2. How do we compare the teachings of Jesus and Gospels with what we can learn from the Old Testament about the Holy Spirit or the “Spirit of God”?
Note: John’s Gospel is most explicit in teaching that the Spirit would be given only after Jesus was glorified.
John 7:39: The Spirit had not yet been given because Jesus was not yet glorified.
John 14:26: The coming of the Spirit (the Comforter) was still future, and would fulfill a teaching function.
John 16:7: The Comforter cannot come until Jesus departs.
John 16:13: The Spirit would guide the disciples into all truth.
3. Why did the early Adventist community resist seeing the Holy Spirit as God?

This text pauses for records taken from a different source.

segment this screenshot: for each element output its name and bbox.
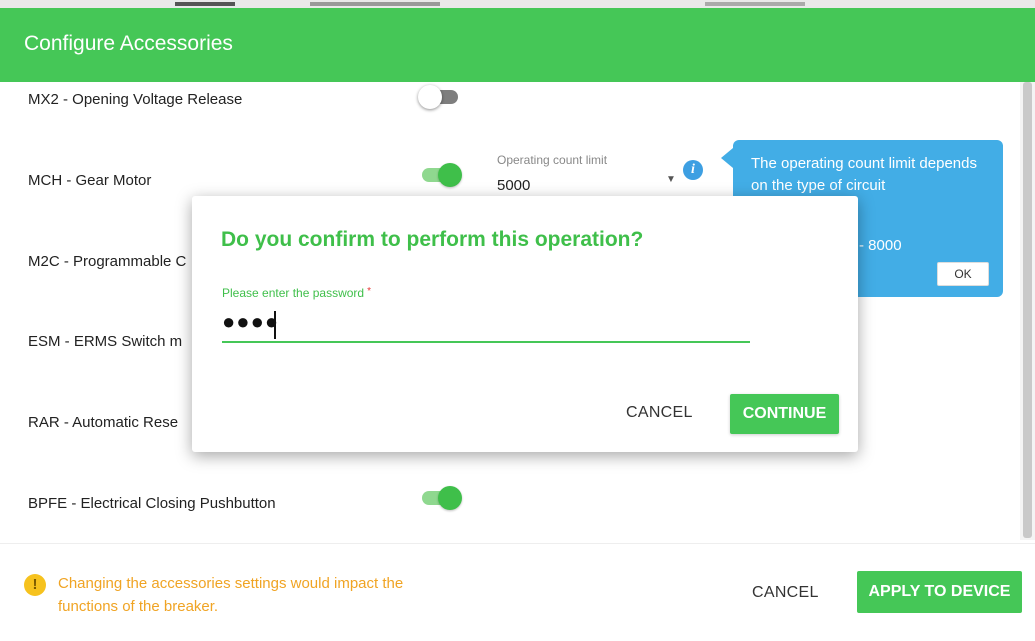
scrollbar-thumb[interactable] bbox=[1023, 82, 1032, 538]
operating-count-label: Operating count limit bbox=[497, 153, 608, 167]
tooltip-ok-button[interactable]: OK bbox=[937, 262, 989, 286]
continue-button[interactable]: CONTINUE bbox=[730, 394, 839, 434]
toggle-mx2[interactable] bbox=[418, 85, 460, 109]
toggle-knob bbox=[438, 486, 462, 510]
password-label-text: Please enter the password bbox=[222, 286, 365, 300]
toggle-knob bbox=[438, 163, 462, 187]
background-strip-block bbox=[310, 2, 440, 6]
page-title: Configure Accessories bbox=[24, 32, 233, 55]
tooltip-text: The operating count limit depends on the… bbox=[751, 155, 977, 194]
tooltip-range-text: - 8000 bbox=[859, 237, 902, 254]
required-mark: * bbox=[367, 286, 371, 297]
accessory-label-mch: MCH - Gear Motor bbox=[28, 172, 152, 189]
warning-icon: ! bbox=[24, 574, 46, 596]
chevron-down-icon[interactable]: ▼ bbox=[666, 174, 676, 185]
toggle-mch[interactable] bbox=[420, 163, 462, 187]
accessory-label-esm: ESM - ERMS Switch m bbox=[28, 333, 183, 350]
background-strip-block bbox=[705, 2, 805, 6]
accessory-label-mx2: MX2 - Opening Voltage Release bbox=[28, 91, 243, 108]
password-value: ●●●● bbox=[222, 309, 280, 334]
dialog-cancel-button[interactable]: CANCEL bbox=[626, 404, 693, 422]
scrollbar[interactable] bbox=[1020, 82, 1035, 540]
footer-cancel-button[interactable]: CANCEL bbox=[752, 584, 819, 602]
confirm-dialog-title: Do you confirm to perform this operation… bbox=[221, 228, 644, 251]
accessory-label-rar: RAR - Automatic Rese bbox=[28, 414, 179, 431]
info-icon[interactable]: i bbox=[683, 160, 703, 180]
confirm-dialog: Do you confirm to perform this operation… bbox=[192, 196, 858, 452]
accessory-label-bpfe: BPFE - Electrical Closing Pushbutton bbox=[28, 495, 276, 512]
text-caret bbox=[274, 311, 276, 339]
warning-message: Changing the accessories settings would … bbox=[58, 575, 404, 615]
apply-to-device-button[interactable]: APPLY TO DEVICE bbox=[857, 571, 1022, 613]
background-strip-block bbox=[175, 2, 235, 6]
dialog-header: Configure Accessories bbox=[0, 8, 1035, 82]
accessory-label-m2c: M2C - Programmable C bbox=[28, 253, 187, 270]
toggle-knob bbox=[418, 85, 442, 109]
background-app-strip bbox=[0, 0, 1035, 8]
password-label: Please enter the password * bbox=[222, 286, 371, 300]
operating-count-select[interactable]: 5000 bbox=[497, 177, 530, 194]
password-input[interactable]: ●●●● bbox=[222, 309, 750, 343]
toggle-bpfe[interactable] bbox=[420, 486, 462, 510]
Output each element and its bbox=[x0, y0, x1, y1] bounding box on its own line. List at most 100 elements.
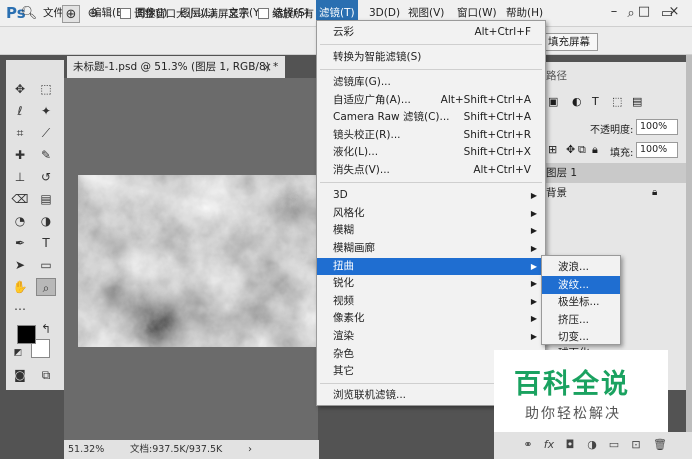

Note: The resistance to seeing the Holy Spirit as a member of the Trinity was part of a larger 19th century impulse against the Trinity. Prior to the emergence of the Seventh-day Adventist church as a formally organized community of faith, many early Adventists had belonged to the Christian Connection, an anti-trinitarian movement. And this feeling lingered on. LeRoy Froom cites a letter from R. A. Underwood (May 5, 1930), in which Underwood tells of giving several camp meeting presentations on the Holy Spirit as a “Person of the Godhead.” But “the ministers by vote asked him not to speak further on the subject.” – LeRoy Froom, Movement of Destiny (Washington, D. C.:Review and Herald, 1971), p. 266
A 2002 Review and Herald book, The Trinity, authored by Woodrow Whidden, Jerry Moon, and John Reeve, explores the issues from a biblical and historical perspective, documenting the change in Adventist thinking. In recent years, a strong anti-trinitarian backlash has developed in some conservative Adventist circles. These opponents of the Trinity revert to the early Adventist position and do not hesitate to cite the anti-trinitarian Adventist pioneers in support of their case.